We first planned to calculate the robot’s motion from the relative frame-by-frame changes in each pole’s position. However, this approach faced IMU-like integration drift over time: if the robot moved in a circle, its calculated position would not end up where it started. After a divine revelation from semi-nude men, we realized we could measure the poles’ absolute position from “ground-truth” measurements instead: This was not easy, because only two to three poles are visible in our off-the-shelf webcam, so there is little data to match them with the 18 ground-truth poles. However, past position estimates can crudely align them closely enough to match and calculate the absolute difference.
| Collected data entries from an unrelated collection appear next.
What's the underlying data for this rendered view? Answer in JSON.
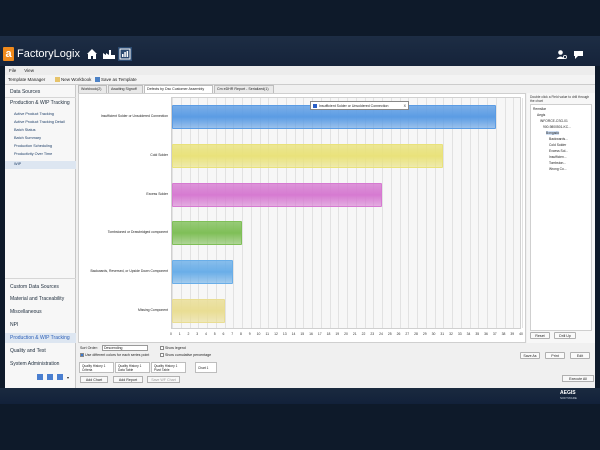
{
  "header": {
    "logo_letter": "a",
    "brand": "FactoryLogix"
  },
  "menu": [
    "File",
    "View"
  ],
  "toolbar": {
    "template_manager": "Template Manager",
    "new_workbook": "New Workbook",
    "save_as_template": "Save as Template"
  },
  "sidebar": {
    "data_sources": "Data Sources",
    "section": "Production & WIP Tracking",
    "items": [
      "Active Product Tracking",
      "Active Product Tracking Detail",
      "Batch Status",
      "Batch Summary",
      "Production Scheduling",
      "Productivity Over Time",
      "WIP"
    ],
    "bottom_items": [
      "Custom Data Sources",
      "Material and Traceability",
      "Miscellaneous",
      "NPI",
      "Production & WIP Tracking",
      "Quality and Test",
      "System Administration"
    ]
  },
  "tabs": [
    "Workbook(2)",
    "Awaiting Signoff",
    "Defects by Dsc Customer Assembly",
    "Cm eDHR Report - Serialized(1)"
  ],
  "chart_data": {
    "type": "bar",
    "orientation": "horizontal",
    "categories": [
      "Insufficient Solder or Unsoldered Connection",
      "Cold Solder",
      "Excess Solder",
      "Tombstoned or Drawbridged component",
      "Backwards, Reversed, or Upside Down Component",
      "Missing Component"
    ],
    "values": [
      37,
      31,
      24,
      8,
      7,
      6
    ],
    "colors": [
      "#5b9ce4",
      "#e9e27a",
      "#d67ad1",
      "#7fbf57",
      "#6aaee8",
      "#e9dd93"
    ],
    "xticks": [
      0,
      1,
      2,
      3,
      4,
      5,
      6,
      7,
      8,
      9,
      10,
      11,
      12,
      13,
      14,
      15,
      16,
      17,
      18,
      19,
      20,
      21,
      22,
      23,
      24,
      25,
      26,
      27,
      28,
      29,
      30,
      31,
      32,
      33,
      34,
      35,
      36,
      37,
      38,
      39,
      40
    ],
    "xlim": [
      0,
      40
    ],
    "grid": true,
    "tooltip": "Insufficient Solder or Unsoldered Connection"
  },
  "tooltip_close": "X",
  "right": {
    "instruction": "Double click a Field value to drill through the chart",
    "tree": [
      "Remsllar",
      "Aegis",
      "INFORCE-CSG-01",
      "900-9800501-KC...",
      "Bongado",
      "Backwards...",
      "Cold Solder",
      "Excess Sol...",
      "Insufficien...",
      "Tombston...",
      "Wrong Co..."
    ],
    "reset": "Reset",
    "drill_up": "Drill Up"
  },
  "options": {
    "sort_order_label": "Sort Order:",
    "sort_order_value": "Descending",
    "use_colors": "Use different colors for each series point",
    "show_legend": "Show legend",
    "show_cumulative": "Show cumulative percentage",
    "save_as": "Save As",
    "print": "Print",
    "edit": "Edit"
  },
  "bottom_tabs": [
    "Quality History 1 Criteria",
    "Quality History 1 Data Table",
    "Quality History 1 Pivot Table",
    "Chart 1"
  ],
  "footer_buttons": {
    "add_chart": "Add Chart",
    "add_report": "Add Report",
    "save_wf_chart": "Save WF Chart",
    "execute_all": "Execute All"
  },
  "brand_footer": {
    "name": "AEGIS",
    "sub": "SOFTWARE"
  }
}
Here is the algorithm in its entirety: First, we identify the poles by color. Then, we project them onto a field-sized square plane. Next, we shift them by the last estimated robot position to match them with the absolute positions of the ground-truth poles. Finally, we calculate the difference to update the estimated robot position. Because this approach always measures against the ground truth, errors do not accumulate over time. There is noise from camera shakes and uncertain pole identification, but as long as two or more poles stay in the field of view at all times, we can obtain an accurate position of the robot from the camera alone, and the average error stays constant.

This can be further improved with sensor fusion: using IMUs and encoders on top of our undrifting visual odometry increases precision between poles, and distance sensors help with exact alignment directly in front of poles.